Americans are growing more sophisticated in their musical tastes. However, there is still very little opera in this country, and I think we need new audiences at concerts. There is still too much division. I watch basketball, hockey, baseball, soccer, wrestling. Tell me, why shouldn’t a wrestler or a hockey player go to a cello recital?

On living in Hollywood:

When I lived in Paris or London, everybody sneered at the Hollywood style or Hollywood superficiality. But when I moved here in the ’40s, who were my neighbors? Schoenberg, Rachmaninoff, Aldous Huxley, Heifetz, Thomas Mann, Stravinsky and Rubinstein. What Hollywood style? What Hollywood superficiality? These creative people lived here, first, because the city is so widespread that you can have your privacy when you want it. Second, the climate. Also, people here are not afraid to break traditions. When we want to play without a conductor, we do so.

On chamber music:

People always say that those who play chamber music couldn’t make it as soloists, that it’s for very old people who would play a little bit on the slow side and everybody would fall asleep. Actually, it got its name because it is performed in chambers—in a room—and not in the marketplace. If a pianist plays a sonata by Chopin, he plays alone, but nobody calls it chamber music. If you add one other instrument

it becomes chamber music. Isn’t that strange?

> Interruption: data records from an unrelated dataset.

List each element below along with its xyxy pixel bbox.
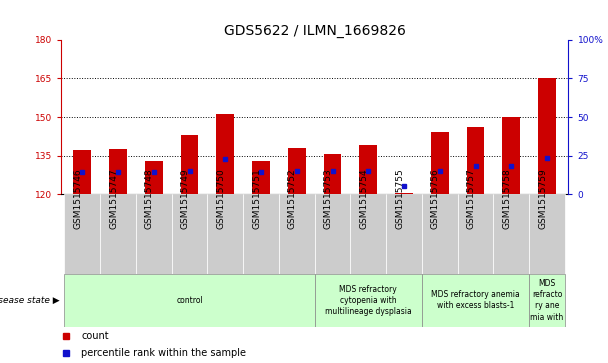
FancyBboxPatch shape — [422, 194, 458, 274]
FancyBboxPatch shape — [136, 194, 171, 274]
Text: GSM1515749: GSM1515749 — [181, 168, 190, 229]
Text: GSM1515754: GSM1515754 — [359, 168, 368, 229]
FancyBboxPatch shape — [315, 194, 350, 274]
Bar — [466, 127, 485, 194]
FancyBboxPatch shape — [171, 194, 207, 274]
Bar — [359, 145, 377, 194]
Text: GSM1515759: GSM1515759 — [538, 168, 547, 229]
Text: count: count — [81, 331, 109, 341]
Text: GSM1515756: GSM1515756 — [431, 168, 440, 229]
Bar — [109, 149, 127, 194]
Bar — [181, 135, 198, 194]
Text: control: control — [176, 296, 203, 305]
Bar — [538, 78, 556, 194]
FancyBboxPatch shape — [458, 194, 494, 274]
Text: GSM1515751: GSM1515751 — [252, 168, 261, 229]
FancyBboxPatch shape — [243, 194, 279, 274]
FancyBboxPatch shape — [64, 194, 100, 274]
FancyBboxPatch shape — [350, 194, 386, 274]
Bar — [323, 154, 342, 194]
FancyBboxPatch shape — [494, 194, 529, 274]
Text: GSM1515750: GSM1515750 — [216, 168, 225, 229]
FancyBboxPatch shape — [386, 194, 422, 274]
Text: MDS refractory
cytopenia with
multilineage dysplasia: MDS refractory cytopenia with multilinea… — [325, 285, 412, 316]
Text: GSM1515746: GSM1515746 — [73, 168, 82, 229]
Bar — [216, 114, 234, 194]
Text: GSM1515755: GSM1515755 — [395, 168, 404, 229]
Bar — [74, 151, 91, 194]
FancyBboxPatch shape — [279, 194, 315, 274]
Text: disease state ▶: disease state ▶ — [0, 296, 60, 305]
Text: GSM1515757: GSM1515757 — [466, 168, 475, 229]
Bar — [502, 117, 520, 194]
Text: GSM1515758: GSM1515758 — [502, 168, 511, 229]
Text: GSM1515747: GSM1515747 — [109, 168, 118, 229]
Bar — [395, 193, 413, 194]
Bar — [288, 148, 306, 194]
Text: MDS refractory anemia
with excess blasts-1: MDS refractory anemia with excess blasts… — [431, 290, 520, 310]
FancyBboxPatch shape — [529, 274, 565, 327]
FancyBboxPatch shape — [207, 194, 243, 274]
FancyBboxPatch shape — [315, 274, 422, 327]
Bar — [431, 132, 449, 194]
Text: MDS
refracto
ry ane
mia with: MDS refracto ry ane mia with — [530, 279, 564, 322]
FancyBboxPatch shape — [529, 194, 565, 274]
Text: GSM1515753: GSM1515753 — [323, 168, 333, 229]
Bar — [252, 161, 270, 194]
Bar — [145, 161, 163, 194]
Text: percentile rank within the sample: percentile rank within the sample — [81, 348, 246, 359]
FancyBboxPatch shape — [64, 274, 315, 327]
Text: GSM1515748: GSM1515748 — [145, 168, 154, 229]
Text: GSM1515752: GSM1515752 — [288, 168, 297, 229]
FancyBboxPatch shape — [422, 274, 529, 327]
FancyBboxPatch shape — [100, 194, 136, 274]
Title: GDS5622 / ILMN_1669826: GDS5622 / ILMN_1669826 — [224, 24, 406, 37]
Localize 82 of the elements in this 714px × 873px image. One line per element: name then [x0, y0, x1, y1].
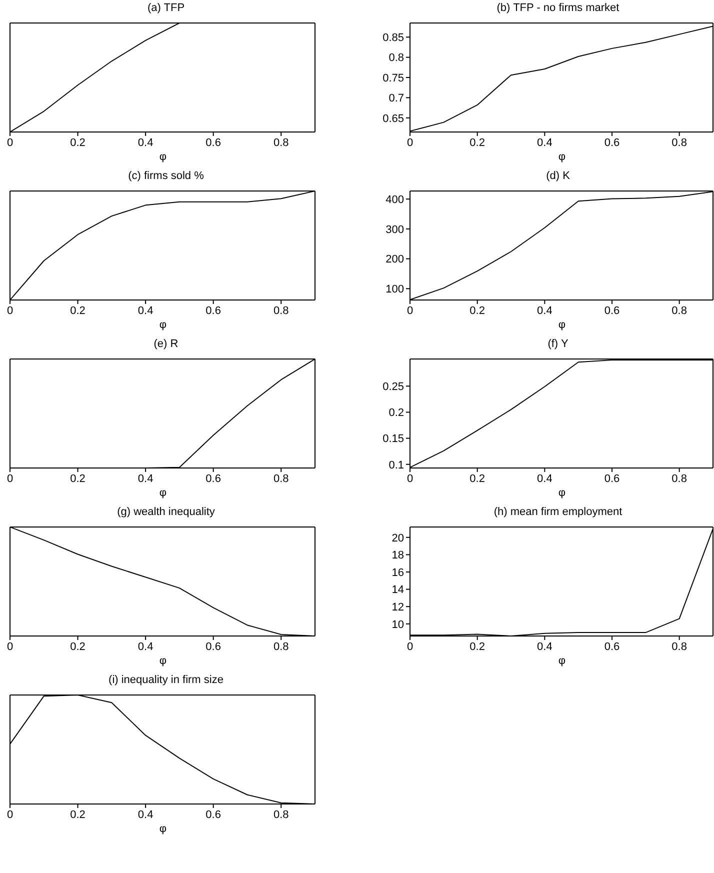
x-axis-title: φ: [557, 319, 567, 331]
x-tick-label: 0.2: [70, 472, 86, 485]
y-tick-label: 400: [386, 194, 404, 206]
x-tick-label: 0: [6, 808, 14, 821]
x-tick-label: 0.6: [604, 640, 620, 653]
x-tick-label: 0: [406, 304, 414, 317]
y-tick-label: 0.15: [382, 433, 404, 446]
x-tick-label: 0: [406, 640, 414, 653]
x-axis-title: φ: [557, 151, 567, 163]
x-tick-label: 0.4: [138, 808, 154, 821]
x-axis-title: φ: [158, 151, 168, 163]
y-tick-label: 14: [392, 584, 404, 596]
x-tick-label: 0.2: [470, 136, 485, 149]
y-tick-label: 100: [386, 284, 404, 296]
x-axis-title: φ: [158, 487, 168, 499]
y-tick-label: 200: [386, 254, 404, 266]
y-tick-label: 300: [386, 224, 404, 236]
x-tick-label: 0.6: [604, 304, 620, 317]
x-tick-label: 0.4: [537, 472, 552, 485]
x-tick-label: 0.8: [273, 640, 289, 653]
y-tick-label: 20: [392, 532, 404, 544]
chart-title: (f) Y: [546, 338, 570, 350]
x-tick-label: 0.8: [672, 640, 687, 653]
x-axis-title: φ: [158, 823, 168, 835]
x-tick-label: 0.8: [672, 472, 687, 485]
y-tick-label: 18: [392, 550, 404, 562]
x-tick-label: 0: [6, 472, 14, 485]
y-tick-label: 10: [392, 618, 404, 631]
x-tick-label: 0.6: [206, 304, 221, 317]
x-tick-label: 0: [406, 472, 414, 485]
x-tick-label: 0: [6, 640, 14, 653]
chart-title: (b) TFP - no firms market: [496, 2, 620, 14]
x-tick-label: 0.2: [470, 304, 485, 317]
x-tick-label: 0: [6, 136, 14, 149]
x-tick-label: 0.2: [70, 640, 86, 653]
x-tick-label: 0.6: [206, 472, 221, 485]
x-tick-label: 0.2: [470, 472, 485, 485]
x-tick-label: 0.6: [604, 136, 620, 149]
y-tick-label: 16: [392, 566, 404, 579]
y-tick-label: 0.2: [388, 407, 404, 420]
chart-title: (h) mean firm employment: [492, 506, 624, 518]
x-tick-label: 0.6: [604, 472, 620, 485]
chart-title: (e) R: [152, 338, 180, 350]
x-tick-label: 0.8: [672, 304, 687, 317]
chart-title: (a) TFP: [146, 2, 186, 14]
x-tick-label: 0.4: [537, 640, 552, 653]
y-tick-label: 0.25: [382, 381, 404, 394]
y-tick-label: 0.7: [388, 92, 404, 105]
chart-title: (d) K: [545, 170, 571, 182]
y-tick-label: 0.8: [388, 52, 404, 64]
chart-title: (c) firms sold %: [127, 170, 205, 182]
y-tick-label: 0.65: [382, 112, 404, 125]
x-tick-label: 0.8: [273, 136, 289, 149]
y-tick-label: 0.75: [382, 72, 404, 84]
x-tick-label: 0.8: [672, 136, 687, 149]
x-tick-label: 0: [6, 304, 14, 317]
chart-title: (g) wealth inequality: [116, 506, 216, 518]
x-axis-title: φ: [557, 655, 567, 667]
x-axis-title: φ: [158, 655, 168, 667]
x-tick-label: 0.4: [537, 304, 552, 317]
x-tick-label: 0.8: [273, 808, 289, 821]
x-tick-label: 0.4: [138, 304, 154, 317]
x-tick-label: 0.6: [206, 136, 221, 149]
y-tick-label: 12: [392, 601, 404, 614]
x-tick-label: 0.4: [537, 136, 552, 149]
x-tick-label: 0.4: [138, 640, 154, 653]
x-tick-label: 0: [406, 136, 414, 149]
x-tick-label: 0.2: [70, 136, 86, 149]
x-tick-label: 0.8: [273, 304, 289, 317]
x-axis-title: φ: [557, 487, 567, 499]
chart-title: (i) inequality in firm size: [108, 674, 224, 686]
y-tick-label: 0.85: [382, 32, 404, 44]
x-tick-label: 0.4: [138, 136, 154, 149]
y-tick-label: 0.1: [388, 459, 404, 472]
x-tick-label: 0.6: [206, 808, 221, 821]
x-tick-label: 0.8: [273, 472, 289, 485]
x-tick-label: 0.4: [138, 472, 154, 485]
x-tick-label: 0.2: [470, 640, 485, 653]
x-tick-label: 0.2: [70, 808, 86, 821]
x-tick-label: 0.2: [70, 304, 86, 317]
x-tick-label: 0.6: [206, 640, 221, 653]
x-axis-title: φ: [158, 319, 168, 331]
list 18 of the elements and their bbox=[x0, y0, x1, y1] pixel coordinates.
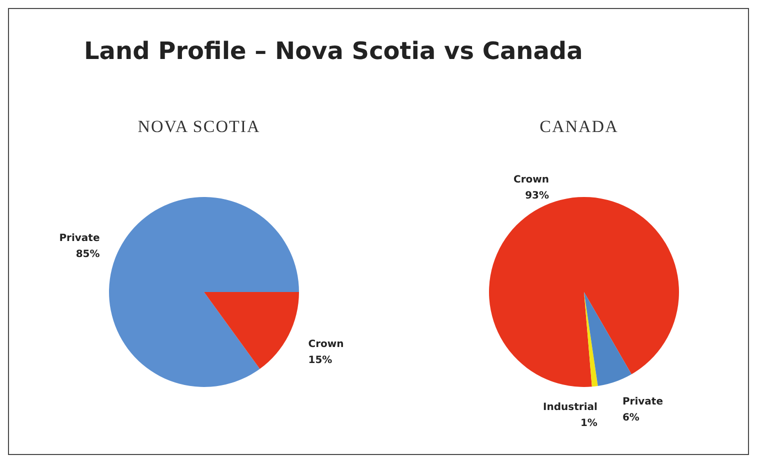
pie-slice bbox=[109, 197, 299, 387]
data-label: 15% bbox=[308, 355, 332, 366]
data-label: 6% bbox=[622, 412, 640, 424]
pie-slice bbox=[204, 292, 299, 369]
data-label: 93% bbox=[525, 190, 550, 202]
chart-subtitle: NOVA SCOTIA bbox=[136, 117, 262, 137]
data-label: 85% bbox=[76, 248, 100, 260]
data-label: 1% bbox=[580, 418, 598, 430]
pie-slice bbox=[489, 197, 679, 387]
slice-label: Private bbox=[59, 232, 100, 244]
slice-label: Crown bbox=[308, 339, 344, 350]
slice-label: Industrial bbox=[543, 402, 598, 414]
slice-label: Crown bbox=[514, 174, 550, 186]
pie-slice bbox=[584, 292, 598, 387]
chart-title: Land Profile – Nova Scotia vs Canada bbox=[84, 37, 583, 65]
pie-slice bbox=[584, 292, 632, 386]
slice-label: Private bbox=[622, 396, 664, 408]
chart-title: CANADA bbox=[538, 117, 620, 137]
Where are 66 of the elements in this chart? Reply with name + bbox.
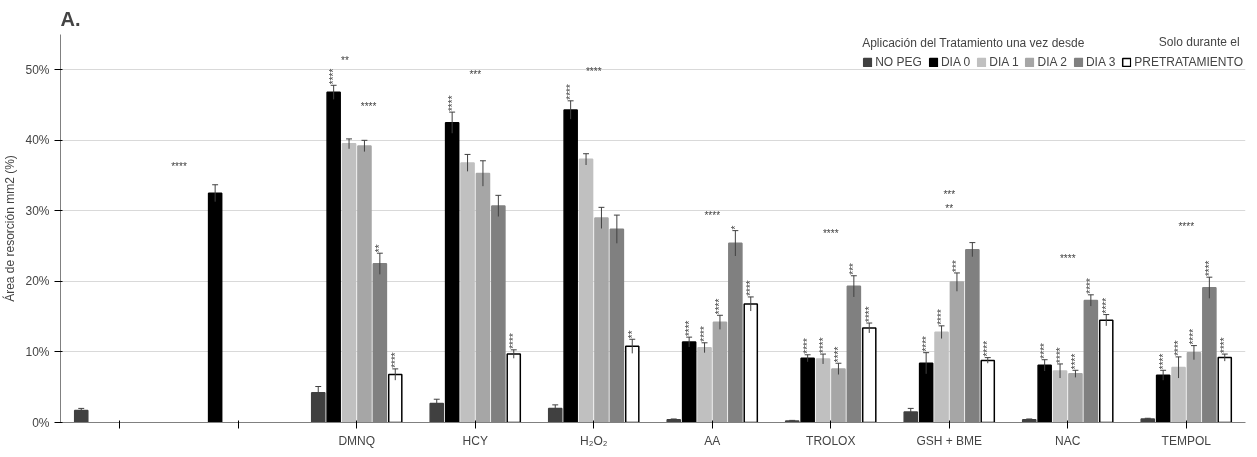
annotation: ** — [945, 203, 954, 215]
annotation: *** — [469, 69, 482, 81]
annotation: **** — [1178, 221, 1195, 233]
annotation: **** — [704, 210, 721, 222]
x-tick-label: NAC — [1055, 433, 1081, 448]
data-label: **** — [683, 320, 695, 337]
data-label: **** — [863, 306, 875, 322]
legend-label: DIA 2 — [1037, 55, 1067, 69]
data-label: **** — [802, 338, 814, 354]
data-label: **** — [565, 84, 577, 100]
data-label: **** — [745, 280, 757, 296]
annotation: ** — [341, 55, 349, 67]
legend-label: PRETRATAMIENTO — [1134, 55, 1243, 69]
x-tick-label: GSH + BME — [916, 433, 983, 448]
data-label: **** — [699, 326, 711, 342]
data-label: **** — [389, 352, 401, 368]
annotation: **** — [1059, 252, 1076, 264]
data-label: **** — [1188, 328, 1200, 345]
y-tick-label: 0% — [32, 415, 50, 430]
annotation: *** — [943, 189, 956, 201]
data-label: **** — [817, 337, 829, 354]
data-label: *** — [951, 260, 963, 272]
annotation: **** — [822, 228, 839, 240]
annotation: Solo durante el — [1158, 35, 1240, 50]
x-tick-label: DMNQ — [338, 433, 376, 448]
y-tick-label: 10% — [25, 344, 50, 359]
chart-title: A. — [60, 7, 81, 30]
data-label: **** — [1203, 260, 1215, 277]
x-tick-label: TROLOX — [806, 433, 856, 448]
data-label: **** — [832, 346, 844, 363]
x-tick-label: H₂O₂ — [580, 433, 608, 448]
x-tick-label: AA — [704, 433, 721, 448]
annotation: **** — [171, 161, 187, 173]
legend-label: DIA 3 — [1085, 55, 1116, 69]
data-label: **** — [1219, 337, 1231, 354]
data-label: **** — [982, 340, 994, 357]
data-label: ** — [626, 330, 638, 339]
data-label: **** — [328, 68, 340, 85]
legend-label: DIA 1 — [989, 55, 1019, 69]
data-label: **** — [1039, 342, 1051, 359]
legend-label: DIA 0 — [940, 55, 971, 69]
data-label: **** — [1157, 353, 1169, 370]
data-label: **** — [1054, 347, 1066, 363]
data-label: * — [729, 225, 741, 230]
data-label: **** — [714, 298, 726, 315]
y-axis-title: Área de resorción mm2 (%) — [2, 155, 18, 302]
data-label: ** — [374, 244, 386, 253]
data-label: **** — [508, 333, 520, 349]
data-label: **** — [920, 335, 932, 352]
y-tick-label: 30% — [25, 203, 50, 218]
annotation: **** — [585, 65, 602, 77]
x-tick-label: TEMPOL — [1161, 433, 1212, 448]
legend-label: NO PEG — [875, 55, 922, 69]
y-tick-label: 20% — [25, 274, 50, 289]
data-label: **** — [1100, 297, 1112, 314]
data-label: **** — [1085, 278, 1097, 294]
y-tick-label: 50% — [25, 62, 50, 77]
data-label: **** — [1069, 353, 1081, 370]
data-label: **** — [1173, 340, 1185, 356]
data-label: *** — [848, 262, 860, 275]
annotation: **** — [360, 101, 377, 113]
data-label: **** — [936, 309, 948, 325]
data-label: **** — [446, 95, 458, 112]
y-tick-label: 40% — [25, 133, 50, 148]
x-tick-label: HCY — [462, 433, 488, 448]
legend-title: Aplicación del Tratamiento una vez desde — [862, 36, 1085, 50]
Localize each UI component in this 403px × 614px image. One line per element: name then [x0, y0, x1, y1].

On reviews and performing:

When I first came to the U.S. nearly 40 years ago, I played in many cities where the cello was unknown. My manager thought something was wrong with my head because I rejoiced at a negative review and was unhappy at a favorable one. For instance, a review would say, “Piatigorsky played magnificently, but the piece is weak and the cello really is not a solo instrument.” Well, if the reviewer found that the Stradivari and the composition were bad, obviously I had been very poor. But if the review said how magnificent the composition was and how glorious the cello was, but how poorly Piatigorsky played, then I knew that I had been able to present the piece so that it was beautiful. So I lived my life backward. There is a constant striving by the performer to make the music as good as it really is—and that is one way in which a person can live for something that is bigger than himself.